Note: Incremental loading cannot be used when creating a typed table in this manner.

Incremental Loading

The behavior of incremental loading differs between typed and non-typed tables:

  • Typed tables: Only the columns in the table’s primary key are compared to detect changes.
  • Non-typed tables: The entire row is compared, and rows are updated if any value has changed.

For more information, refer to our documentation on incremental loading.

Handling NULLs

Data can contain NULL values or empty strings, which are converted differently based on the processing backend, as follows:

  • Snowflake: ,, => NULL or "" => NULL
  • BigQuery: ,, => NULL and "" => ""

Columns without native types are always VARCHAR NOT NULL. This means you don’t need to worry about specific NULL behavior. However, this changes with typed columns.

In most databases, NULL does not equal NULL (NULL == NULL is not TRUE, but NULL).
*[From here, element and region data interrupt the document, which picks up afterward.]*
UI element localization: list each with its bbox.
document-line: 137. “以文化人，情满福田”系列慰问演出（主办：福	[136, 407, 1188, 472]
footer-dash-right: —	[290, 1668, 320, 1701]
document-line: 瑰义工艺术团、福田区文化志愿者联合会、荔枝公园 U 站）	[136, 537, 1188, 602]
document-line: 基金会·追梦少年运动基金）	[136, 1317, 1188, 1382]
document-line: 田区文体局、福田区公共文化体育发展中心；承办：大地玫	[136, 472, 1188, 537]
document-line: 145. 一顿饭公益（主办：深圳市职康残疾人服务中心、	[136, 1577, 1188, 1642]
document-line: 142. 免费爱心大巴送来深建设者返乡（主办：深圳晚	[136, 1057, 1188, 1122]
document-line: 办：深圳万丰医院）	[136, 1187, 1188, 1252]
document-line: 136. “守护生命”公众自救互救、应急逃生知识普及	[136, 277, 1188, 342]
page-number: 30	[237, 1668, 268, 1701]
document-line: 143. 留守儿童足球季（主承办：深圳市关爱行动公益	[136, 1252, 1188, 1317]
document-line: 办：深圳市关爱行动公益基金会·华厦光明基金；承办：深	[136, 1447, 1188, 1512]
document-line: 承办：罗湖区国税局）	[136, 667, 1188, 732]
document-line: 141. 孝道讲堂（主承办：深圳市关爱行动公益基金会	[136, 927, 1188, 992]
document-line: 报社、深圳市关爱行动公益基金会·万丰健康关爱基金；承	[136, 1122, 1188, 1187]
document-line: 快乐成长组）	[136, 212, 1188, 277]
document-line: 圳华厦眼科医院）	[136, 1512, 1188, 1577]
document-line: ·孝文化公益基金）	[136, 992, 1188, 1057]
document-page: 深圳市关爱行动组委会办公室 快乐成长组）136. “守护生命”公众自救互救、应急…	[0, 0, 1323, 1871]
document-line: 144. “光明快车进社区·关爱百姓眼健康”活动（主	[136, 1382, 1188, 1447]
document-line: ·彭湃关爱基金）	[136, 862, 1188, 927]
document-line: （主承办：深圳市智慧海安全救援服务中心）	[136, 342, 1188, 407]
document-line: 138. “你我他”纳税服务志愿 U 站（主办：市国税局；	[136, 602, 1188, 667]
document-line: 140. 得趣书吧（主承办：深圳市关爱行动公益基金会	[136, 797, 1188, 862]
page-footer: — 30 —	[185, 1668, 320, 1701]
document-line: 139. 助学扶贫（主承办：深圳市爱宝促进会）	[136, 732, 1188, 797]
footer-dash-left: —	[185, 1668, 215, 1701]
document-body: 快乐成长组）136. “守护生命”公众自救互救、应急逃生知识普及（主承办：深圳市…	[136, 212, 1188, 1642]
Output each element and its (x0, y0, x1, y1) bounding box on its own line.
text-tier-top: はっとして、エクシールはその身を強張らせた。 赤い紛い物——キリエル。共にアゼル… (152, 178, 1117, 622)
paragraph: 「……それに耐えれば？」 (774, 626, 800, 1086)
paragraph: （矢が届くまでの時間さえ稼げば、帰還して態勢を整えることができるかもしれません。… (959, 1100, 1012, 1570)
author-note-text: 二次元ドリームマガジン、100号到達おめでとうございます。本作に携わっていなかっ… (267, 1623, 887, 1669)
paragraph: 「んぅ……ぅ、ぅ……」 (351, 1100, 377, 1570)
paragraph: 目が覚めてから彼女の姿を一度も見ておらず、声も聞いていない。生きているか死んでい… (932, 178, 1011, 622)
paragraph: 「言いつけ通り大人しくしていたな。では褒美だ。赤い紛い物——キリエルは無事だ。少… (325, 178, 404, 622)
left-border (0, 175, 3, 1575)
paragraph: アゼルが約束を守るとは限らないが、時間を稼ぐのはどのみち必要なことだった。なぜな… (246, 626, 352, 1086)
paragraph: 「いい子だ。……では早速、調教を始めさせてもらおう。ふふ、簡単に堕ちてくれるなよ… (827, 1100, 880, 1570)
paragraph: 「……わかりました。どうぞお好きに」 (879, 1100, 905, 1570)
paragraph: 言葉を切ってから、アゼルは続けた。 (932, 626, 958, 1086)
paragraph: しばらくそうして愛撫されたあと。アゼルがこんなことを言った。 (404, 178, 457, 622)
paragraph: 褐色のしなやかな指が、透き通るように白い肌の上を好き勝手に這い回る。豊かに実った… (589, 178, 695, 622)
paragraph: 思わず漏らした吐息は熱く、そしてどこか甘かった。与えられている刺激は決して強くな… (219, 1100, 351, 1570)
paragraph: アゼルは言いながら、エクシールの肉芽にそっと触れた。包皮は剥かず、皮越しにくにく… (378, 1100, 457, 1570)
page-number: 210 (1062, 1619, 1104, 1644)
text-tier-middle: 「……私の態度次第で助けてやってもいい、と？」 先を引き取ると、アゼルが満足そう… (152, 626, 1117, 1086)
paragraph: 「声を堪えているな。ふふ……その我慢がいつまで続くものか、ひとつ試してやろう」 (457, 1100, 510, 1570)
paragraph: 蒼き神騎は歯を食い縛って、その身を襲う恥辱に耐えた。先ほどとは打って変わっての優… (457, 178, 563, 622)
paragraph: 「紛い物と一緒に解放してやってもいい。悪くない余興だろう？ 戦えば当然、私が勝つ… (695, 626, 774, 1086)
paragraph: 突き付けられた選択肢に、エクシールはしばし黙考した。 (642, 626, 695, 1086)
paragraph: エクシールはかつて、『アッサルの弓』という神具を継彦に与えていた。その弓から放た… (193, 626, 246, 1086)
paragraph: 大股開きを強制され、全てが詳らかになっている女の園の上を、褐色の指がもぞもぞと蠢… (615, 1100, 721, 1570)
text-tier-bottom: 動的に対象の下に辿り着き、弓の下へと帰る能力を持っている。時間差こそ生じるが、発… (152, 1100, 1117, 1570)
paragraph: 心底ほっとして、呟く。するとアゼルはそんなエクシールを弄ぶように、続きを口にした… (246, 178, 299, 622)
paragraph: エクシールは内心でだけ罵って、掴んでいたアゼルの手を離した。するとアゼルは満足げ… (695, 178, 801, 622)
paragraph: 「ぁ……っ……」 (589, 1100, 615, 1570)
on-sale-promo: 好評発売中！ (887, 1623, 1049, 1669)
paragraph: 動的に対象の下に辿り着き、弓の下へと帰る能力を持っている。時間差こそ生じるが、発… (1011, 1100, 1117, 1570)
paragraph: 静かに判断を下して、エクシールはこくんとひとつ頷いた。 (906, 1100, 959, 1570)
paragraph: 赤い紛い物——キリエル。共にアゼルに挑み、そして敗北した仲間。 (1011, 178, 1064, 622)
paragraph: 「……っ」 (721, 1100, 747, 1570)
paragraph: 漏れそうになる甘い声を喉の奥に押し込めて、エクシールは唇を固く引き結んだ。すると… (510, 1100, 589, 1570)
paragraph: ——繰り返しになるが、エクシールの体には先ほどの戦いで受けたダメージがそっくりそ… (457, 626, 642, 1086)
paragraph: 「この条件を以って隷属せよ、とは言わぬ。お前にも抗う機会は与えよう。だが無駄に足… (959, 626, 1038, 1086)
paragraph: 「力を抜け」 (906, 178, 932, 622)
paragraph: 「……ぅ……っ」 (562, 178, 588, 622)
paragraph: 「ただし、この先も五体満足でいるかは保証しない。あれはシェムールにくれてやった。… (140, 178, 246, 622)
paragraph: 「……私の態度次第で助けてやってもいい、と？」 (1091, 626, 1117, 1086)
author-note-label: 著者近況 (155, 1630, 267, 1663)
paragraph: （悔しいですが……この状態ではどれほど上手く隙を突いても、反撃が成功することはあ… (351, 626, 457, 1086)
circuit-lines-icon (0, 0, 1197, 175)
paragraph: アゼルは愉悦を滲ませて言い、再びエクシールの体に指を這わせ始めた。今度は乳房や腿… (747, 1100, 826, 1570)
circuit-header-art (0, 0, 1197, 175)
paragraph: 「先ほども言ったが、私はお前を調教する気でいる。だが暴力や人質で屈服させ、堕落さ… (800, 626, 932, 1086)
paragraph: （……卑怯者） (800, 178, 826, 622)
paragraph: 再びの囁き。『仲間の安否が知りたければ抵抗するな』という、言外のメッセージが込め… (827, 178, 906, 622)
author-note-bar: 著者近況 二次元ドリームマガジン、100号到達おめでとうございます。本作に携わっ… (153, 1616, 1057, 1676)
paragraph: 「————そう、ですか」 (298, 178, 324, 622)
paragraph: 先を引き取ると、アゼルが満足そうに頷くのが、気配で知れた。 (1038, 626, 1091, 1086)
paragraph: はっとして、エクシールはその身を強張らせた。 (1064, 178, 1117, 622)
This behavior can disrupt the incremental loading process, where columns are compared to detect changes.

To avoid such issues, ensure that your primary key columns are not nullable. This is especially relevant in CTAS (Create Table As Select) queries, where columns are nullable by default. To address this, explicitly define the columns as non-nullable in the CTAS expression. For example:

CREATE TABLE "ctas_table" (
    "id" NUMBER NOT NULL,
    "name" VARCHAR(255) NOT NULL,
    "created_at" TIMESTAMP_NTZ NOT NULL
) AS SELECT * FROM "typed_table";